La novità del Natale, la novità di questa vita nuova del figlio, è che deve essere concreta per essere vita cristiana che illumina il modo di organizzare la vita nel dettaglio. La vita cristiana non è solamente una filosofia e il cristianesimo è un criterio ispirato, sapienziale: chi vive dentro un matrimonio sa che si tratta di fare cose molto concrete, e farle bene, secondo cioè lo spirito di Dio. L’incarnazione ci fa presente che ogni dettaglio della nostra esistenza deve essere vissuto secondo una sapienza che è pratica e concreta. Spesso invece viviamo un tipo di fede molto “schizofrenica”, cioè molto lontana dalla concretezza: abbiamo dei grandi principi ma in concreto non li viviamo e in questo momento invece sarebbe fondamentale poter vivere in questa maniera perché, diversamente dalle epoche precedenti, attualmente noi ci troviamo anche come Chiesa ad affrontare delle questioni che il Vangelo non ha mai affrontato. Immaginate solamente come affrontare in maniera possibile, concreta tutto quello che è oggi l’identità sessuale dei giovani, per esempio. Come aiutarli per fare in modo che non rispondono solamente come gli amish, come dei fondamentalisti: si fa così e basta. Bisogna far crescere nei cristiani di oggi una Sapienza che consenta di fronteggiare, di bonificare, di redimere tutte le cose storte che questo mondo ci propone, valutarle, non condannandole ma trasformandole. Per fare questo ci vuole un grande livello di cristianesimo che entri non solo nella nostra carne ma nella carne del mondo.
Infine il cristianesimo in un matrimonio ci consente di poter vivere dentro tutte le grandi sfide che il matrimonio e una famiglia impone, senza fuggire, senza maledire il giorno in cui noi siamo nati. Io vedo tantissime famiglie in difficoltà perché il matrimonio esige la santità e la santità significa l’eroismo. E lo esige secondo me molto più di quanto non lo esiga per esempio essere prete.
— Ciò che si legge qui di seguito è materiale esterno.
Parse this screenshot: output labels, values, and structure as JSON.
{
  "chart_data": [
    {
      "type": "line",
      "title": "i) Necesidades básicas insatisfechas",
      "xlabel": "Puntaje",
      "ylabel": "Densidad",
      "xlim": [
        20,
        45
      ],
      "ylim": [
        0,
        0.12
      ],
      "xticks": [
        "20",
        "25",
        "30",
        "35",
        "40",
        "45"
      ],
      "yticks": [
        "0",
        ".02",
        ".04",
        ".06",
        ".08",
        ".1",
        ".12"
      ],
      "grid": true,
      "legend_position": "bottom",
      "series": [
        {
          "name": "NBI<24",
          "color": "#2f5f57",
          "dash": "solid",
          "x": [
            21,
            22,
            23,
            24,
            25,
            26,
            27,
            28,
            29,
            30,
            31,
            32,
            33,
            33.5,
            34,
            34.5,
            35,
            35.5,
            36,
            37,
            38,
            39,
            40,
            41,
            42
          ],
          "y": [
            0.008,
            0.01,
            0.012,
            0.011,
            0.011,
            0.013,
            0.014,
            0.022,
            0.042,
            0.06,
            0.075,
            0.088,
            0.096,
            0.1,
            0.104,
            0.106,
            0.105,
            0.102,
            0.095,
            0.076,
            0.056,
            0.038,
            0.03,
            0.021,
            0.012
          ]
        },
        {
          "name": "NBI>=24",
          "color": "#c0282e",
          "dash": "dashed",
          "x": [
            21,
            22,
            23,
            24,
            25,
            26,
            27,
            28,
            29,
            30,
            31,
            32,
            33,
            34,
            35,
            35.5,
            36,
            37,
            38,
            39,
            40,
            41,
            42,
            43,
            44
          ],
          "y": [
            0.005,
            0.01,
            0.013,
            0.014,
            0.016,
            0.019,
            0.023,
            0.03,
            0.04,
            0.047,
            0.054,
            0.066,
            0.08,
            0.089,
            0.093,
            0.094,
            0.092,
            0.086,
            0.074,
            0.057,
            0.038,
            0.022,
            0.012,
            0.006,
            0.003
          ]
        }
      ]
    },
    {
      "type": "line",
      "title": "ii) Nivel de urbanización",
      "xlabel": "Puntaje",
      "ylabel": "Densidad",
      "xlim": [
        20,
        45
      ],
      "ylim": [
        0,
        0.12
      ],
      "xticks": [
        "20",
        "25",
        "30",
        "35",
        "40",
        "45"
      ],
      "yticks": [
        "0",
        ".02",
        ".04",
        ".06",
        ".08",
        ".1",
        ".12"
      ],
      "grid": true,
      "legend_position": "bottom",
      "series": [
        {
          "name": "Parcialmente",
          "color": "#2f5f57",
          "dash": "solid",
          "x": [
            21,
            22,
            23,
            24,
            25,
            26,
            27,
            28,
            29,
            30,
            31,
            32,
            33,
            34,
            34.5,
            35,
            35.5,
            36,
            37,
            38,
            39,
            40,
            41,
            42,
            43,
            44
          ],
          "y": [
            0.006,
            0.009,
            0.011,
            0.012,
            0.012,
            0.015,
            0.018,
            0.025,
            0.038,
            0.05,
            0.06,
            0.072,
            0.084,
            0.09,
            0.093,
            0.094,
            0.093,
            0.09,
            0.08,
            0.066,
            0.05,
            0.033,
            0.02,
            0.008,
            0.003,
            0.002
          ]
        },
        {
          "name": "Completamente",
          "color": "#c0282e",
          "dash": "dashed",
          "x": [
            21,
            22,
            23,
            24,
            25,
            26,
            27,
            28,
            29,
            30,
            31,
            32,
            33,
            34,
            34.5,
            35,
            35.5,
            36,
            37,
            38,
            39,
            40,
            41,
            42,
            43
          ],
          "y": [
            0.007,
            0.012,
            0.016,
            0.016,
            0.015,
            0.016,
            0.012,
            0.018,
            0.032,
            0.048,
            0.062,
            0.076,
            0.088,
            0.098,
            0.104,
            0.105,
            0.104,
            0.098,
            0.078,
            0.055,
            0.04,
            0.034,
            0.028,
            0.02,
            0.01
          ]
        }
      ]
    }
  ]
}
Ora è chiaro che anche la vita cristiana è un entrare in una comunione sponsale con la storia, con la realtà, con il mondo che è lontano, e noi dobbiamo portare questa vittoria. Questa vittoria dice che Cristo ha condannato il peccato nella carne cioè ha vinto “in trasferta”, ha vinto su un campo in cui la carne è assolutamente prevalente.
La storia sfida la Chiesa perché nuovamente certe cose cambiano direzione, colore, modalità e noi abbiamo bisogno di farci carne senza essere dominati dalla carne. Come avete sentito anche Gesù deve spiegare a Giuseppe e a Maria che tante cose non le sanno: loro si arrabbiano perché era evidente che Gesù avesse sbagliato! E invece no, non aveva sbagliato! C’era qualcosa che loro non comprendevano. Allora uno si deve mettere in preghiera: Maria meditava queste cose nel suo cuore. Allora Gesù cresce, il cristianesimo cresce, in età sapienza e grazia. Non può crescere se non attraverso queste battaglie e quindi noi dobbiamo pregare per ciascuno di noi, per le famiglie che vivono eroicamente la loro vita e devono mettere insieme il pranzo con la cena, ma non solo, devono educare i loro figli e portare avanti la loro alleanza matrimoniale.